Thursday, December 22, 2011

Helping Those Who Sin

People don’t care if someone is good or not, as long as they are nice. That is part of the reason why people change their attitude about sin, like adultery or homosexuality, when it involves a person who is part of the family. When we think of an adulterer as a bad person, it is easy to see it as wrong, but when someone we know and like is involved in adultery, we want to dismiss it rather than think of them as bad people. The same is true of homosexuality. As long as it only involves people who hang out at gay bars, or Catholic priests who are a little too familiar with the boys, it is easy to think of homosexuality as bad, but when it involves a family member or a friend, it looks very different.

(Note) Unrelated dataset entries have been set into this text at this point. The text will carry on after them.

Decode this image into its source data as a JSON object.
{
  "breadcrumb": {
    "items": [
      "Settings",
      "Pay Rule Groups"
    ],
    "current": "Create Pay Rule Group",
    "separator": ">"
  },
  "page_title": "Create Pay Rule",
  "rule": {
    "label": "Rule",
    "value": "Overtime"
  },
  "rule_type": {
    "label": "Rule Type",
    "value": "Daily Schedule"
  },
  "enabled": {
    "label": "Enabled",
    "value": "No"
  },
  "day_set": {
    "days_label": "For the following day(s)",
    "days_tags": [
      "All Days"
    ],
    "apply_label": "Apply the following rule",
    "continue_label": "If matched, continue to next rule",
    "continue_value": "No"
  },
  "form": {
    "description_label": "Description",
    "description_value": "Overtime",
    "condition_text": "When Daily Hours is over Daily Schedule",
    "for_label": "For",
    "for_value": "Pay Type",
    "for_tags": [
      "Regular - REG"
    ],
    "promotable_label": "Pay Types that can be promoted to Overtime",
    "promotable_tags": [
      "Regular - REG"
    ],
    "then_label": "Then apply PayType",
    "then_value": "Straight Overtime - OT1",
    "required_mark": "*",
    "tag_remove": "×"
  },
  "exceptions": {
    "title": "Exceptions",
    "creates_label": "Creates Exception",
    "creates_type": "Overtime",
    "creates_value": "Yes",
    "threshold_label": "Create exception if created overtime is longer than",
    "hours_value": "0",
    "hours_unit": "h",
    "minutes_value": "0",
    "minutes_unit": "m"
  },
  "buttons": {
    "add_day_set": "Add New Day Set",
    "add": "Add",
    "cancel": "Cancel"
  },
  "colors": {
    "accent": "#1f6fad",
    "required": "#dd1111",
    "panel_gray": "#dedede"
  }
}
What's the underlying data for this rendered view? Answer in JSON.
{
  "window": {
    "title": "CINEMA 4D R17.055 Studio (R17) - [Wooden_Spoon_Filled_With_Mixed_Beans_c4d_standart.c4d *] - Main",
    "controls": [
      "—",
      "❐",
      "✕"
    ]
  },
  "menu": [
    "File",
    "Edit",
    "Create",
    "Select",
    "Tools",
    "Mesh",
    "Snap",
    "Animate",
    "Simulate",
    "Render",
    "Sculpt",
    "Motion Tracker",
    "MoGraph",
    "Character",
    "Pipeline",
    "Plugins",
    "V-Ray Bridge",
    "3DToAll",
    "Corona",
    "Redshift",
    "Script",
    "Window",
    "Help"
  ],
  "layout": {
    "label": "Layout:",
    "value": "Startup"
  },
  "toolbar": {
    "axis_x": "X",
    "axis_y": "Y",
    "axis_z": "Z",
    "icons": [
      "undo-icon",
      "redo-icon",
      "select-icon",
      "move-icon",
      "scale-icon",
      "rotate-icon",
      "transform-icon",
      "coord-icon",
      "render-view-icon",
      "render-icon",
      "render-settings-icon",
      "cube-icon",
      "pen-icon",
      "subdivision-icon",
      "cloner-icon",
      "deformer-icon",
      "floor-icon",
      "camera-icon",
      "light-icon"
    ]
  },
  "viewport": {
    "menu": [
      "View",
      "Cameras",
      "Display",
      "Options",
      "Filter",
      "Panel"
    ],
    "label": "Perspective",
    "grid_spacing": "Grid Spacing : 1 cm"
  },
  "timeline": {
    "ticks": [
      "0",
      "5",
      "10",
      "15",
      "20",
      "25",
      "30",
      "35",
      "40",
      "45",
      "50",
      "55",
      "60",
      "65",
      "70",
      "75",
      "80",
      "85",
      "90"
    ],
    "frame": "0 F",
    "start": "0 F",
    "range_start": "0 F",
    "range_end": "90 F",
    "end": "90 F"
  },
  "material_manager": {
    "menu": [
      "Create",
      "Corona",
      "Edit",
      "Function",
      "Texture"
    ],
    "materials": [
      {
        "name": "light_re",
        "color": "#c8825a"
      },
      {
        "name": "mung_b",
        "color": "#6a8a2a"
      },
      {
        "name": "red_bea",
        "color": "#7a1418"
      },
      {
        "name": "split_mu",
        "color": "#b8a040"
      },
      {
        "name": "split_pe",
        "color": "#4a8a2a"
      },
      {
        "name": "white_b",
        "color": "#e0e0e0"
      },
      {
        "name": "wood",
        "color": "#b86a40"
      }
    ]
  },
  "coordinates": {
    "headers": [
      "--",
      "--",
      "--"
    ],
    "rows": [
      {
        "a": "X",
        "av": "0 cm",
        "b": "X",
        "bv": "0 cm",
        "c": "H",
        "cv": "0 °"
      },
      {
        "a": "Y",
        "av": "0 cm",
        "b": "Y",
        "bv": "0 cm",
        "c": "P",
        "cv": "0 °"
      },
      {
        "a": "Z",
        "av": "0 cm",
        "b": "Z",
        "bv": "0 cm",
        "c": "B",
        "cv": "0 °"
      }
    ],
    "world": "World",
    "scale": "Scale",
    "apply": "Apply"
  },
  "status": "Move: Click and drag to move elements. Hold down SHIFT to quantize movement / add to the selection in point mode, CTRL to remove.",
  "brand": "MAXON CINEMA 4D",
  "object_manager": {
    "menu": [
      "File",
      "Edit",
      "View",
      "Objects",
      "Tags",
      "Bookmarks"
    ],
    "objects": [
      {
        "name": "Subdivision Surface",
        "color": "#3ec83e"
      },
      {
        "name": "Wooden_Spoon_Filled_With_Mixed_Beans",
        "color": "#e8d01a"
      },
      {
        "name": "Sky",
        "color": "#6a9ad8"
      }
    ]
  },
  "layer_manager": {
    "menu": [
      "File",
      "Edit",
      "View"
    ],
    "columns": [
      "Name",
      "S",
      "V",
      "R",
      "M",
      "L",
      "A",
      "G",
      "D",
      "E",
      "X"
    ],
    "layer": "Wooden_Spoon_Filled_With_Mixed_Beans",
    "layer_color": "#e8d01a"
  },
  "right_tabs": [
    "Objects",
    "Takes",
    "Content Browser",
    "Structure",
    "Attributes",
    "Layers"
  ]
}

The real problem is that we have the wrong idea about sin. Think of Jesus and the woman at the well. She was an outcast because of her sin. She had had many men and she had likely taken some of those away from their wives. She wasn’t a good person. I don’t know if she was a nice person or not, but Jesus didn’t treat her differently because of what she did or how she acted. Rather, he treated her like a person who needed help. Sure, she had caused her own problem, but she still needed help.
Sin is a bad thing, no matter who is involved or how nice a person happens to be. Our desire to help someone should not be influenced by whether we think they deserve it or not. Sure, we naturally want to help a child whose father drinks too much, but what about the father? He is as much a victim of his choices as the child is.